Published: Oct. 4, 2021

Everyone: this is LeeLee, the BTU’s lab assistant. You can find LeeLee helping facilitate the BTU Lab, restocking our desk spaces, and building projects to make the BTU Lab even more awesome. If you’re in the lab, be sure to say hello! You can get to know LeeLee through her brilliant You Tube videos. You just watched that one and thought it was awesome, guess what…. She’s got a whole channel! LeeLee’s videos are informative, fun, and always contain her signature dance moves – they are exactly what the tech field needs. When she’s not in the BTU lab, she’s busy being a CS major, twirling with tech, or ice skating; though you can always find her on Twitter @LeeLeeTTG

photo of LeeLee James
photo by: Drummond West https://drummondwest.com/

I sat down with LeeLee and asked her some questions:

Alicia: What drives you to create? 

LeeLee: It’s a combination of things. I do a lot of creating as a result of necessity, and resource scarcity. People that don’t have a lot need to make something out of nothing, you have to make things materialize, you can’t just go buy stuff. You have to know how to break apart the things in the world and figure out all the different parts. The first time you accomplish that, you actualize it, and you might not know how to make it happen again, but you feel so empowered it leads you to replicate breaking more things apart and understanding how they work. Another part of creating is having an active imagination. My imagination fills in the blanks. The world is full of a lot of that blank space and when I’m looking at the world, and I want to act on that. 

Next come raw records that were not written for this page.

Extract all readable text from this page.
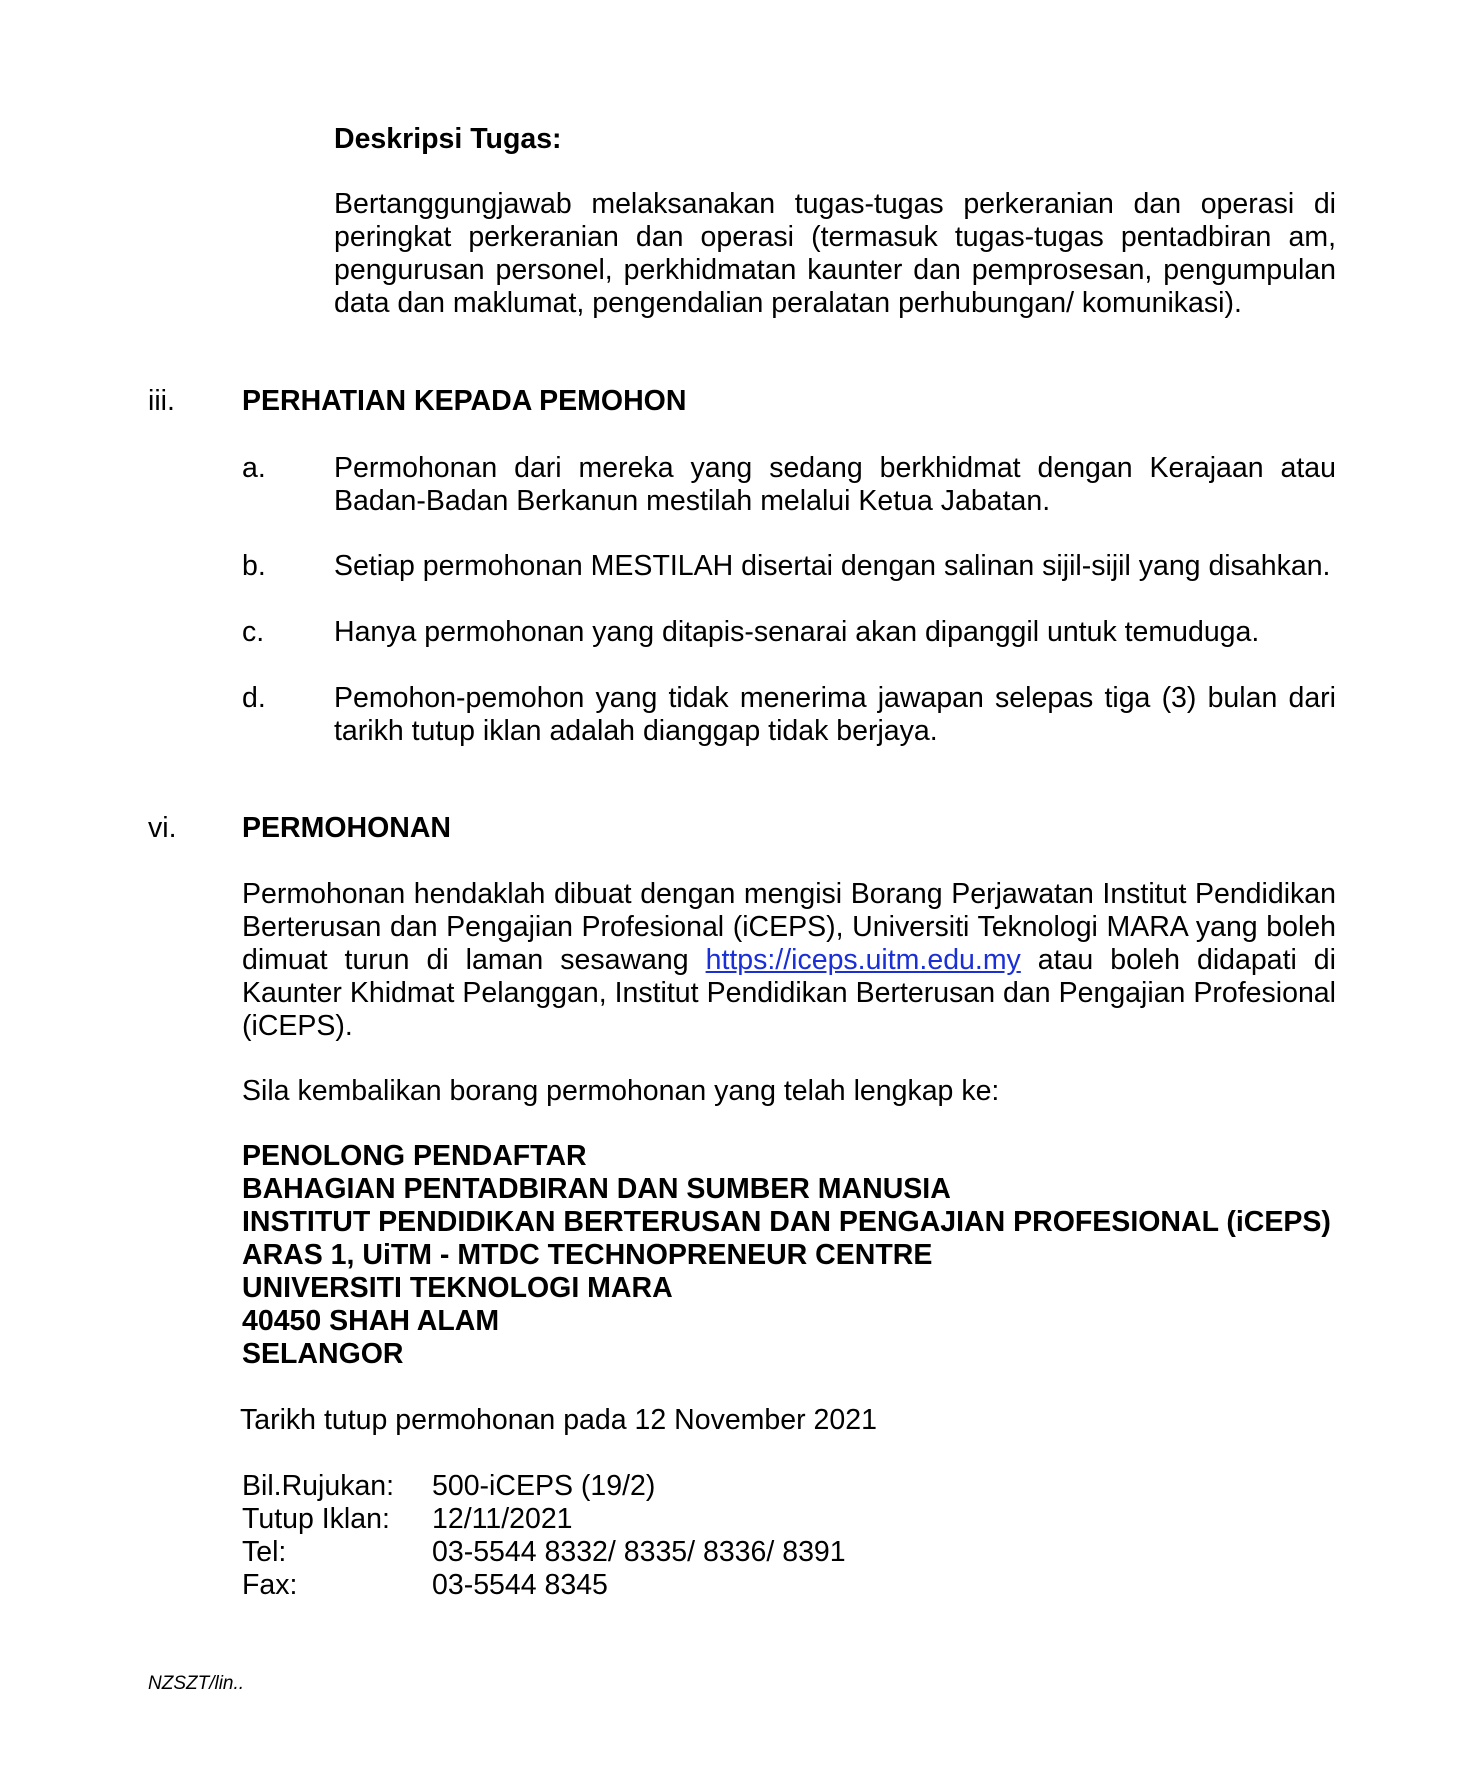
Deskripsi Tugas:

Bertanggungjawab melaksanakan tugas-tugas perkeranian dan operasi di peringkat perkeranian dan operasi (termasuk tugas-tugas pentadbiran am, pengurusan personel, perkhidmatan kaunter dan pemprosesan, pengumpulan data dan maklumat, pengendalian peralatan perhubungan/ komunikasi).

iii. PERHATIAN KEPADA PEMOHON
a. Permohonan dari mereka yang sedang berkhidmat dengan Kerajaan atau Badan-Badan Berkanun mestilah melalui Ketua Jabatan.

b. Setiap permohonan MESTILAH disertai dengan salinan sijil-sijil yang disahkan.

c. Hanya permohonan yang ditapis-senarai akan dipanggil untuk temuduga.

d. Pemohon-pemohon yang tidak menerima jawapan selepas tiga (3) bulan dari tarikh tutup iklan adalah dianggap tidak berjaya.

vi. PERMOHONAN

Permohonan hendaklah dibuat dengan mengisi Borang Perjawatan Institut Pendidikan Berterusan dan Pengajian Profesional (iCEPS), Universiti Teknologi MARA yang boleh dimuat turun di laman sesawang https://iceps.uitm.edu.my atau boleh didapati di Kaunter Khidmat Pelanggan, Institut Pendidikan Berterusan dan Pengajian Profesional (iCEPS).

Sila kembalikan borang permohonan yang telah lengkap ke:
PENOLONG PENDAFTAR
BAHAGIAN PENTADBIRAN DAN SUMBER MANUSIA
INSTITUT PENDIDIKAN BERTERUSAN DAN PENGAJIAN PROFESIONAL (iCEPS)
ARAS 1, UiTM - MTDC TECHNOPRENEUR CENTRE
UNIVERSITI TEKNOLOGI MARA
40450 SHAH ALAM
SELANGOR
Tarikh tutup permohonan pada 12 November 2021
Bil.Rujukan: 500-iCEPS (19/2)
Tutup Iklan: 12/11/2021
Tel:	03-5544 8332/ 8335/ 8336/ 8391
Fax:	03-5544 8345
NZSZT/lin..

Alicia: You are majoring in CS, what made you pick up hardware? 

LeeLee: Boredom. I had taken a coding degree from Turing School and graduated in 2018, but I had a harder time than everyone else in my cohort finding a full time job. So I came to CU. At CU when I was taking my prereqs, I was taking the same classes I did at Turing. So I was bored. Then the Correll Robotics Lab (shout out to Nicholas Correll) invited me to his robotic lab, and I learned how gratifying robotics was. My mind started filling in that empty space, and simulated all these ideas of ‘oh we could put that on a costume’. So I did that by taking the Wearable tech class taught by Mark Gross, which touched on the basics of a bunch of stuff I didn’t have experience with. Because of those projects, I was able to see myself take an idea and implement it. That got the ball rolling for my interest in hardware. But I still don’t consider myself a hardware person, when I go back to software, it’s like riding a bike. It’s empowering, there’s a level of grace in coding. I’m so poised in software, with hardware I still feel like I’m learning as I go, which is the exciting piece and that’s what keeps me coming to the BTU. 

Alicia: What project that you are currently most excited about?

LeeLee: I’m working on a Storm cosplay where I can have lightning in my hands with mini tesla coils for a drag show for Halloween. I’m also really stoked about a forthcoming Godzilla costume that’d I’d like to have an actual flamethrower in my mouth. But I also became the mother of a ballroom house, House of LaBeija, which is an underground dance style and culture for queer and trans folks of color who have been misplaced from their home, mistreated, or abused. The ballroom women in NYC reached out and got me started, so I now have 10 children who are looking up to me for advice, security, and encouragement. And I feel more empowered by being put in a situation where it’s my job to encourage others that look like me. That’s the impact I want to have in all the things we do. We have balls, or dance battles, where everyone creates their own costumes and effects and allows me to show wearable tech to trans people of color and see themselves in these environments, so it feels like a win-win and feels like a great next chapter in my life. 

Alicia: What are you excited about working on at the BTU Lab? 

LeeLee: The BTU sign. There needs to be a blatant indicator of what this lab is. It’s going to be backlit with LEDs and will be bold and bright. It will brand the space in this beautiful way, like a homing device that brings people into this space. It will be an inspiration and a focal point. It will afford people the possibility to be explicit about where they are and the intions and legacy and a point of pride for this to be in the back of social media pictures. It’s popping. I’m excited to have that influence, that one thing might be here for a long time after I’m gone. 

Alicia: What do you want to tell people about the future of the BTU Lab? 

LeeLee: The future while I’m here? Expect a matriarchy.  Expect to see a lot of fabulousity, not that it wasn’t already, but it’s about to get real gay up in here, and you’re welcome for that.